MAGE-TAB Export Experiment annotations can be exported into MAGE-TAB format: Current state of the experiment is captured in the generated IDF and SDRF. (Captures annotations from all previous MAGE-TAB imports as well as changes made through the Annotations UI.) Includes biomaterial-hybridization-data chains. Includes all biomaterial characteristics. Includes experiment title, description and term sources. Not yet captured in the export: Experimental factors, protocols. Publications, persons, dates. Experimental designs, replicate types, normalization types, QC types. See use case: Download Data s/download_experiment_data_use_case_specification.dochttps://gforge.nci.nih.gov/svnroot/caarray2/trunk/docs/requirements/use_case s/download_experiment_data_use_case_specification.doc

Incremental MAGE-TAB Import If SDRF refers to existing biomaterials or hybridizations within an experiment, they will be reused: Additive changes to linkages and nodes are allowed, but no deletions. E.g., adding a new extract to an existing sample is okay, but any attempt to delete an extract from an existing sample will be ignored. Values for existing characteristics can be modified. E.g., SampleA had Characteristic[PathologicStatus] = "not available", and in the new SDRF, SampleA has Characteristic[PathologicStatus] = "malignant". New Characteristics[] can be added to existing biomaterials. E.g., new SDRF has a new Characteristic[TumourGrading] column for existing Samples. The array design associated with an existing hybridization can be updated. See use case: Import Experiment Data /import_experiment_data_use_case_specification.dochttps://gforge.nci.nih.go/svnroot/caarray2/trunk/docs/requirements/use_cases /import_experiment_data_use_case_specification.doc

Incremental MAGE-TAB Import Not yet supported: Experimental factors and protocols cannot be added/changed for existing biomaterials/hybridizations. Attributes of existing persons, publications, experimental designs and factors cannot be changed.
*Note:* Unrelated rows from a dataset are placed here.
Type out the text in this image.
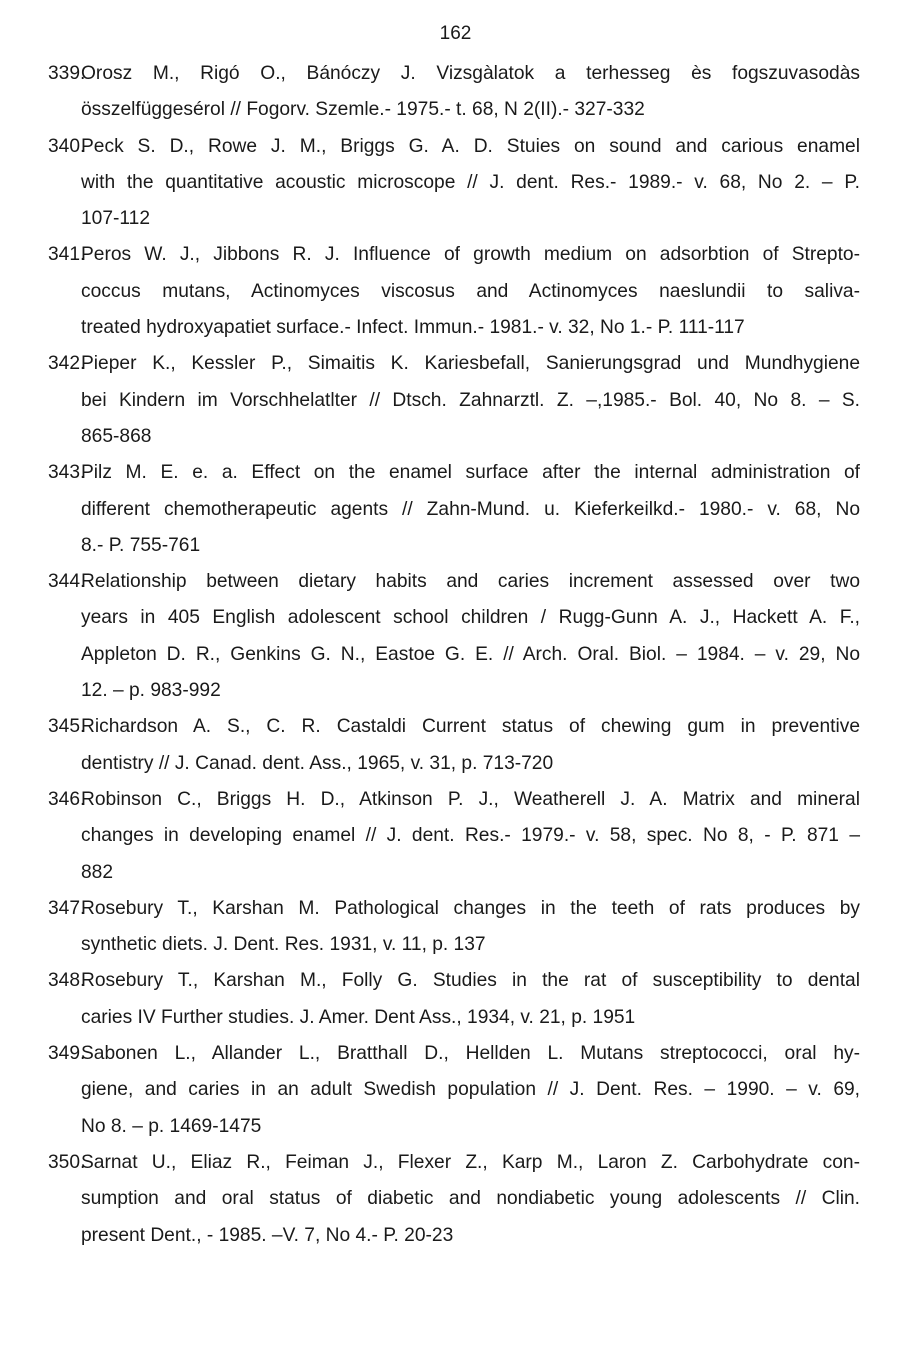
162
339.
Orosz M., Rigó O., Bánóczy J. Vizsgàlatok a terhesseg ès fogszuvasodàs
összelfüggesérol // Fogorv. Szemle.- 1975.- t. 68, N 2(II).- 327-332
340.
Peck S. D., Rowe J. M., Briggs G. A. D. Stuies on sound and carious enamel
with the quantitative acoustic microscope // J. dent. Res.- 1989.- v. 68, No 2. – P.
107-112
341.
Peros W. J., Jibbons R. J. Influence of growth medium on adsorbtion of Strepto-
coccus mutans, Actinomyces viscosus and Actinomyces naeslundii to saliva-
treated hydroxyapatiet surface.- Infect. Immun.- 1981.- v. 32, No 1.- P. 111-117
342.
Pieper K., Kessler P., Simaitis K. Kariesbefall, Sanierungsgrad und Mundhygiene
bei Kindern im Vorschhelatlter // Dtsch. Zahnarztl. Z. –,1985.- Bol. 40, No 8. – S.
865-868
343.
Pilz M. E. e. a. Effect on the enamel surface after the internal administration of
different chemotherapeutic agents // Zahn-Mund. u. Kieferkeilkd.- 1980.- v. 68, No
8.- P. 755-761
344.
Relationship between dietary habits and caries increment assessed over two
years in 405 English adolescent school children / Rugg-Gunn A. J., Hackett A. F.,
Appleton D. R., Genkins G. N., Eastoe G. E. // Arch. Oral. Biol. – 1984. – v. 29, No
12. – p. 983-992
345.
Richardson A. S., C. R. Castaldi Current status of chewing gum in preventive
dentistry // J. Canad. dent. Ass., 1965, v. 31, p. 713-720
346.
Robinson C., Briggs H. D., Atkinson P. J., Weatherell J. A. Matrix and mineral
changes in developing enamel // J. dent. Res.- 1979.- v. 58, spec. No 8, - P. 871 –
882
347.
Rosebury T., Karshan M. Pathological changes in the teeth of rats produces by
synthetic diets. J. Dent. Res. 1931, v. 11, p. 137
348.
Rosebury T., Karshan M., Folly G. Studies in the rat of susceptibility to dental
caries IV Further studies. J. Amer. Dent Ass., 1934, v. 21, p. 1951
349.
Sabonen L., Allander L., Bratthall D., Hellden L. Mutans streptococci, oral hy-
giene, and caries in an adult Swedish population // J. Dent. Res. – 1990. – v. 69,
No 8. – p. 1469-1475
350.
Sarnat U., Eliaz R., Feiman J., Flexer Z., Karp M., Laron Z. Carbohydrate con-
sumption and oral status of diabetic and nondiabetic young adolescents // Clin.
present Dent., - 1985. –V. 7, No 4.- P. 20-23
Other IDF fields are treated as they always were.

Scrub raw-to-derived data associations Problem: For experiments that were imported before 2.1.0, derived data files were not associated to the corresponding raw data file as specified in the MAGE- TAB SDRF. Solution: Run a database script on CBIIT caArray that inserts these associations between raw and derived data. Provide SQL script to local installers to scrub their databases if desired. See Gforge #17119 for details.
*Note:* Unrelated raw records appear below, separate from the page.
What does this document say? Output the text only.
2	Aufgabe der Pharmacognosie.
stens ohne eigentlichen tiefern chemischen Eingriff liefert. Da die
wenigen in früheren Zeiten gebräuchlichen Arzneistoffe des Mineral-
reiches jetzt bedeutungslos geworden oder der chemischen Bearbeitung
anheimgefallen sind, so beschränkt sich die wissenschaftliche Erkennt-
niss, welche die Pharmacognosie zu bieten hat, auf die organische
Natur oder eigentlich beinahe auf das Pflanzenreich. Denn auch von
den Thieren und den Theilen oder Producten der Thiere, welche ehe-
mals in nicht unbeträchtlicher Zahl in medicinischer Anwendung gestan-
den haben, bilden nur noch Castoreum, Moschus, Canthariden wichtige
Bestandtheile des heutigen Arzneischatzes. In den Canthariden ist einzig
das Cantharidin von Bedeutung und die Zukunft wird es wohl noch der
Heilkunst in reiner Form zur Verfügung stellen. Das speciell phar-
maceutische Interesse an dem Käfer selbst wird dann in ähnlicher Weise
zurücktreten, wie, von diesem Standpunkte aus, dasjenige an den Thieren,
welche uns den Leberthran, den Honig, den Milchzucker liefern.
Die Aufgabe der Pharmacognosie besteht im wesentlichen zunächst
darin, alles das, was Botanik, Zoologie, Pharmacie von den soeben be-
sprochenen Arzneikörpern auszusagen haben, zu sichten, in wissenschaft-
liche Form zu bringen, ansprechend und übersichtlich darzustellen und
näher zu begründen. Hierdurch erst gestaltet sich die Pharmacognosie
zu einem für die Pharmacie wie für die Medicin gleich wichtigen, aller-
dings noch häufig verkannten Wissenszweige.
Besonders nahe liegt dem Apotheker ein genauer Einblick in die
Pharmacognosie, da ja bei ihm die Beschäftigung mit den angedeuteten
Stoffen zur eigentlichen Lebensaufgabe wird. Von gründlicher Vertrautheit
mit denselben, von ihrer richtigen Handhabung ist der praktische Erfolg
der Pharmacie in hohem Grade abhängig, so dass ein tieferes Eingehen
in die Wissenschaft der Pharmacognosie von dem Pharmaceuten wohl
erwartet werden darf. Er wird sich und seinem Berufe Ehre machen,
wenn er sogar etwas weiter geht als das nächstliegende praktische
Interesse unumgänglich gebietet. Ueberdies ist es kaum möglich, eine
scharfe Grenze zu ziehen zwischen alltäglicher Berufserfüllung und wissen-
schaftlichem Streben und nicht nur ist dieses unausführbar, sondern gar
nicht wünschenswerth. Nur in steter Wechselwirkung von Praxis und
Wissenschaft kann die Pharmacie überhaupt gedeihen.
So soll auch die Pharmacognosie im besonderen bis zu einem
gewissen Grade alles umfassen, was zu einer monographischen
Scrub duplicate biomaterial names Problem: Until now, caArray did not enforce uniqueness of Sample names within an experiment (also other biomaterials). Users who imported data in batches assumed that if their new SDRF referenced an existing Sample by name, the system would reuse that Sample and merge in the new attributes. Instead, caArray created duplicate Samples with the same name. Solution: As part of upgrader: Merge existing Samples with duplicate names into one Sample. For conflicting attributes (e.g., clinical characteristics of the Sample), use the one that was imported later as the definitive attribute. For collection-type attributes aggregate all values into set. See Gforge #16406 for details. SDRF1 SDRF2

Scrub duplicate hybridization names Problem: Until now, caArray did not enforce uniqueness of Hybridization names. Intention = distinct hybridizations: Some users named distinct hybridizations with the same name. (E.g., HybridizationX ran on U133A and HybridizationX ran on U133B.) Common reason for duplicate hybridizations. Intention = same hybridization: A user may have scanned the same hybridization twice, obtained 2 separate data files, and then imported HybridizationB with data file 1 in SDRF 1, and later imported HybridizationB with data file 2 in SDRF 2. This is expected to be a rare scenario. Solution: As part of upgrader: Rename duplicate hybridizations if each is linked to a different data file(s). But provide an upgrader property that lets a local installer override the default Rename strategy to a Merge strategy. Merge duplicate hybridizations if each is linked to exactly the same data file(s). See Gforge #16406 for details.